Artist

Cienfue

Genre: Latin ,Central American Traditions ,Rock en Español ,Experimental Dub
Origin: U.S.A
Listen on Coda
Camilo Navarro Quelquejeu records and performs under the name Cienfue. Beginning in 2005, the Panamanian musician, visual artist, and cultural polymath merged Caribbean-rooted styles—chiefly Panamanian folk forms—with rock, electronica, and Afro-Latin rhythms, coining the hybrid “Psicodelia Tropical.” His discography, which opened with the self-produced El Disco Es Cultura in 2006, draws on cumbia and pasillo, bolero, Latin funk, reggae, surf, psych, blues rock, and loops. Although the albums receive limited circulation in Anglo America, they register on charts in Latin America, France, Belgium, and Germany. Macho de Monte, issued in 2008, received an MTV nomination the following year.

Thereafter Cienfue traveled extensively, building an audience across Europe and Asia as well as South America, the Caribbean, and the North American cities Toronto, Los Angeles, New York, Chicago, and Miami. Subsequent releases—the 2010 double-length La Calma y la Tormenta and 2015’s Mounstro—appeared on digital-download and streaming rankings while securing mainstream-radio airplay throughout Latin America.

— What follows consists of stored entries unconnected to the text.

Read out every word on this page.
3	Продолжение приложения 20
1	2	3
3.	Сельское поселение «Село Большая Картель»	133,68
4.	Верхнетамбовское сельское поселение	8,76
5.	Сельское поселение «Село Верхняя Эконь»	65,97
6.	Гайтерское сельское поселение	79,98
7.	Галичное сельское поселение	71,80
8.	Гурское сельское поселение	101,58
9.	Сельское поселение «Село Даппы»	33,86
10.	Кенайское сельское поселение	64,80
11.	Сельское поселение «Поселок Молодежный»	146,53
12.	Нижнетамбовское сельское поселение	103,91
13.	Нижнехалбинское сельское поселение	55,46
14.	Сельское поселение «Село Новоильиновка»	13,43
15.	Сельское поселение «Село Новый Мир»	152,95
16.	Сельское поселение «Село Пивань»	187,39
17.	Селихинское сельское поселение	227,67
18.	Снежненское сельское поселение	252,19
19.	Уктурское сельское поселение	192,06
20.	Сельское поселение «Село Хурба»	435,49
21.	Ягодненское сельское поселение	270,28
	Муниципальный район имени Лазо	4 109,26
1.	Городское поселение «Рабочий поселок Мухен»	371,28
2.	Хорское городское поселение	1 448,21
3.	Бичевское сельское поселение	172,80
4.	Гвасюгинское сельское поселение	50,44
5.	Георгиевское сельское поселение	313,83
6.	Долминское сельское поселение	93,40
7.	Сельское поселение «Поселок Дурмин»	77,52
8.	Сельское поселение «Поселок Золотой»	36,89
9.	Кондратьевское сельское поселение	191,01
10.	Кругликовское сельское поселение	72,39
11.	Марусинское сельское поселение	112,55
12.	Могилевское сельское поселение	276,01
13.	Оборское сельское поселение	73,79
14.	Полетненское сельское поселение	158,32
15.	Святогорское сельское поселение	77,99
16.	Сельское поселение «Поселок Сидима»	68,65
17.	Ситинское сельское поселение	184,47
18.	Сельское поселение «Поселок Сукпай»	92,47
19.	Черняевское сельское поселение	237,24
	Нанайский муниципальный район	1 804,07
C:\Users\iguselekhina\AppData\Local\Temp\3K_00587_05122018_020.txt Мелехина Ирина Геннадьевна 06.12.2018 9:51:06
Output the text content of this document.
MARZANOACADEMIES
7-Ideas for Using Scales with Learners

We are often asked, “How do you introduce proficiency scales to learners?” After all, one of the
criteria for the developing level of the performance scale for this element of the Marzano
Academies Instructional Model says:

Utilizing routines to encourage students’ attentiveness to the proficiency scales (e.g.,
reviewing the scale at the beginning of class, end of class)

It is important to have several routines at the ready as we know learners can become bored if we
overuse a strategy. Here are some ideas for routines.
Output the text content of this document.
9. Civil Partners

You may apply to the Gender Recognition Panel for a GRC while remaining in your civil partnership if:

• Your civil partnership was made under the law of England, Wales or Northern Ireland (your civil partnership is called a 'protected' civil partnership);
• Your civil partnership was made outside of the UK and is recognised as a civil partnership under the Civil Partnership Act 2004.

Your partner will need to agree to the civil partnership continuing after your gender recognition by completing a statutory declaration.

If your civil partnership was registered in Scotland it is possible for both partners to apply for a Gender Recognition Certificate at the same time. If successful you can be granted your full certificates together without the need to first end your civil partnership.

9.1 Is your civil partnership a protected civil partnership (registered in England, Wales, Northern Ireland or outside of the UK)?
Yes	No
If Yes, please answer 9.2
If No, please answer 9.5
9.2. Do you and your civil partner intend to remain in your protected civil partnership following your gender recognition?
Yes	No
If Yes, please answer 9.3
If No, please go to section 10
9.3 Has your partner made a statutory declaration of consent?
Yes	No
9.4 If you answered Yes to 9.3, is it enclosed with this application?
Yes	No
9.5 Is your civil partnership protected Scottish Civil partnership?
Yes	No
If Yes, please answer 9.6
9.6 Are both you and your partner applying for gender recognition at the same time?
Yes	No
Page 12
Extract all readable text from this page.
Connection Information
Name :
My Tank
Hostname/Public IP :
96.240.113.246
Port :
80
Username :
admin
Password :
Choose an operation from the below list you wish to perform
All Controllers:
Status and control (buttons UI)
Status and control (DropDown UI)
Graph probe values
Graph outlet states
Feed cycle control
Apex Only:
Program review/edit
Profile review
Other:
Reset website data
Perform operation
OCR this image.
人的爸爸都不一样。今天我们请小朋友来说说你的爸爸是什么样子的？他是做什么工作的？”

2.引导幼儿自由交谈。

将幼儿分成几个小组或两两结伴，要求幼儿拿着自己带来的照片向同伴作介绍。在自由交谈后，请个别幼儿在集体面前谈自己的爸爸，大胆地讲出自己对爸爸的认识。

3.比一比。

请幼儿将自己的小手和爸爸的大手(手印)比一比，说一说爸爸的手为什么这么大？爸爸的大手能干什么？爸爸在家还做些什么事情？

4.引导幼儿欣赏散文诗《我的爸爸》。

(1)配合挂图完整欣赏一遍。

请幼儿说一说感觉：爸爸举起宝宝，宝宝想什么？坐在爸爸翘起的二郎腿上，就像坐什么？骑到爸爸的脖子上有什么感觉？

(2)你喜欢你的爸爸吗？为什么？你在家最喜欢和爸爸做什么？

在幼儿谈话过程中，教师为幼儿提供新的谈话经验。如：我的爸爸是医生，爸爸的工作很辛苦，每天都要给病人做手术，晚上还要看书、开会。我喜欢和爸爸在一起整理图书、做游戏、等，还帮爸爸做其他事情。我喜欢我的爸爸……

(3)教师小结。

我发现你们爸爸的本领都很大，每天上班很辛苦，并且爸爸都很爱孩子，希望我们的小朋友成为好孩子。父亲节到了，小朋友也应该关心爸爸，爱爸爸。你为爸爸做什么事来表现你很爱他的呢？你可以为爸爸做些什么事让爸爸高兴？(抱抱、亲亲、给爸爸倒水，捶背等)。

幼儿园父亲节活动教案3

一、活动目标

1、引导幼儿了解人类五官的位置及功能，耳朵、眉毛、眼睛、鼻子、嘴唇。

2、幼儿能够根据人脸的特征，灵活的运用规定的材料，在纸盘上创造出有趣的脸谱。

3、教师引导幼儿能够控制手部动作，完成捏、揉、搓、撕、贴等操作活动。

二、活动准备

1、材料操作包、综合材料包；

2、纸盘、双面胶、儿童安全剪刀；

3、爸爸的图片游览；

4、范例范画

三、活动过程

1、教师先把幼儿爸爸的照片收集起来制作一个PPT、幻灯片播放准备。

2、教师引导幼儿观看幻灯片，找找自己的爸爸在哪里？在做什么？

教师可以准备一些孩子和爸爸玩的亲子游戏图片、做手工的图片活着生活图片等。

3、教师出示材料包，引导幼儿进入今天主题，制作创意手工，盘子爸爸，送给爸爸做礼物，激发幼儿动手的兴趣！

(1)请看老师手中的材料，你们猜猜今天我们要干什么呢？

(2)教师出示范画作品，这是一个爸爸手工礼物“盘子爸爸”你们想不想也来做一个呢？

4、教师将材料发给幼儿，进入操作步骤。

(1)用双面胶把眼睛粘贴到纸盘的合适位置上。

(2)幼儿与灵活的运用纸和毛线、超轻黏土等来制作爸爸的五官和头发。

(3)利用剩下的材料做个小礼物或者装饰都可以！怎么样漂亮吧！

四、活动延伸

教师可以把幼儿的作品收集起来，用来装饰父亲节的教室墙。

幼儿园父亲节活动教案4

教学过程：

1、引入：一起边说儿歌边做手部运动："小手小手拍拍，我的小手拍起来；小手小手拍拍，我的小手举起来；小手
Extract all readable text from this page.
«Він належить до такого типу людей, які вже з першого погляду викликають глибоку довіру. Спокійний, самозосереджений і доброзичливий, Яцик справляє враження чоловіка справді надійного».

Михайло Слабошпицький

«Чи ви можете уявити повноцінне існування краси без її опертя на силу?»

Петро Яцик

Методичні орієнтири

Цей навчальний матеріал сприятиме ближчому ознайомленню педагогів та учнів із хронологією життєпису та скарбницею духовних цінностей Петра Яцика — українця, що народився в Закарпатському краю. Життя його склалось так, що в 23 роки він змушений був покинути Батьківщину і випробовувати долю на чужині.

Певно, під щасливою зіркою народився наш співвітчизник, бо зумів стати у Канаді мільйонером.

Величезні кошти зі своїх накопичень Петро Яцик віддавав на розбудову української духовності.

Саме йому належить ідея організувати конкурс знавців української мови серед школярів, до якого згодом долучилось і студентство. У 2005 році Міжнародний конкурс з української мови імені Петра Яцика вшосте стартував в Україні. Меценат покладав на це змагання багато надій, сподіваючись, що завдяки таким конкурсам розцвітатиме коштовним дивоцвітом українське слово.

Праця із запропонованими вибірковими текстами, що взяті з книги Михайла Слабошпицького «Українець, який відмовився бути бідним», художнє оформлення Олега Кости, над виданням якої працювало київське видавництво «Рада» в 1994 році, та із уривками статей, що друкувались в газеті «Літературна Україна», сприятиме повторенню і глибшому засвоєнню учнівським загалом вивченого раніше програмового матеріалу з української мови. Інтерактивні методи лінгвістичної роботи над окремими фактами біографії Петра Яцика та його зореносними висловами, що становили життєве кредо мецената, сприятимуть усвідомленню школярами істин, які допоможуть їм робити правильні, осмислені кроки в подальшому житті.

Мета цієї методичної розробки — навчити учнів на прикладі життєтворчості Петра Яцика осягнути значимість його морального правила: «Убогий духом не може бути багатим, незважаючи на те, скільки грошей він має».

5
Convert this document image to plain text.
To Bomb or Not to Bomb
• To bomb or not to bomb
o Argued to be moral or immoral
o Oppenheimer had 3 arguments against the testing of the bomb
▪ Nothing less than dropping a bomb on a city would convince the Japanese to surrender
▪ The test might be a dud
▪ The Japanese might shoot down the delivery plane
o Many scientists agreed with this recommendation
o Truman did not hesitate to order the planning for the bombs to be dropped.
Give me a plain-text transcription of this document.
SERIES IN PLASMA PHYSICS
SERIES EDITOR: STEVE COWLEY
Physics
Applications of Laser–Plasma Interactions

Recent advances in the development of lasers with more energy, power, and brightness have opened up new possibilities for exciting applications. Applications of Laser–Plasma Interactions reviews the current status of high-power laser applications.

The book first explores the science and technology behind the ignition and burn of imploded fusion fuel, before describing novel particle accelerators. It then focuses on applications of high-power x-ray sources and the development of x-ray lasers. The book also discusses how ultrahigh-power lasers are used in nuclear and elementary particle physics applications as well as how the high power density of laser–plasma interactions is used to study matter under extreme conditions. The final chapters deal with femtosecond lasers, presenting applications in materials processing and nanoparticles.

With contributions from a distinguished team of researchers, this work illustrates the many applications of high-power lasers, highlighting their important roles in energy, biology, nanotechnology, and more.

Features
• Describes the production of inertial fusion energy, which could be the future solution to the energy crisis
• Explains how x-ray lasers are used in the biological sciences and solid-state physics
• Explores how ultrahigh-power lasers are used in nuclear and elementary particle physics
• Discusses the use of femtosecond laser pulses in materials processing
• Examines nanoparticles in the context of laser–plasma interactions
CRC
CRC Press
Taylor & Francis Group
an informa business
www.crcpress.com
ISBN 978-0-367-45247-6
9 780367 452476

Raised in 1980s Panama within a middle-class household during General Manuel Noriega’s military regime, which collapsed in 1989 when Cienfue was twelve, he displayed an early affinity for music, mastering numerous instruments and developing a strong attachment to MTV. While still in middle and high school he began writing songs on a Mac Plus, later enrolling at the Berklee College of Music in Boston. After graduation he toured as a sideman and backing vocalist with assorted American and English regional bands before returning to Panama in 2005 to launch a solo recording career. He tracked El Disco Es Cultura in his bedroom and produced videos for the singles “Medio Alcohólico Melancólico” and “Mi Colombian.” Latino MTV and Rolling Stone promoted the tracks, both of which ranked among the channel’s Top Ten most-requested videos in 2006 and 2007. His second album, Macho de Monte, arrived with additional inventive videos that likewise placed on the most-requested lists. Abandoning internships, he performed at festivals and clubs across the region. As a media favorite, he issued the conceptual double album La Calma y la Tormenta as a free download in 2010, placing it on the pop charts in Panama and Colombia.

Heavy touring in the ensuing years left scant time for recording. During one brief studio visit he cut two tracks with British producer Phil Vinall; both appeared on the 2012 compilation Décimas Terceras while he continued touring Latin America. After an extended hiatus he entered the studio with Panamanian reggae producer Rasta Lloyd. Cienfue characterized the album as “a journey full of smoke from eighties influences and tropical neon lazer rays.” Its three singles all charted at radio and on streaming platforms. Following further headlining appearances at festivals in Cuba, Venezuela, Ecuador, and Colombia, he began planning an English-language project. At Strange Weather Studios in Brooklyn he worked with Daniel Schlett; mixing took place at Vinall’s Toy Factory in Mexico with David Francis O’Gorman. Monthly singles and promotional videos preceded the full release. “Life in the Tropics” and “Easy on the Eyes,” together with an Ill Factor remix of the former, surfaced at the end of February 2019. The title track “Sunset Sesh” followed in March as a tribute to Cienfue’s surfing passion; both the song and album title refer to the period when the sun drops below the horizon, bathing the surroundings in gold and pink light.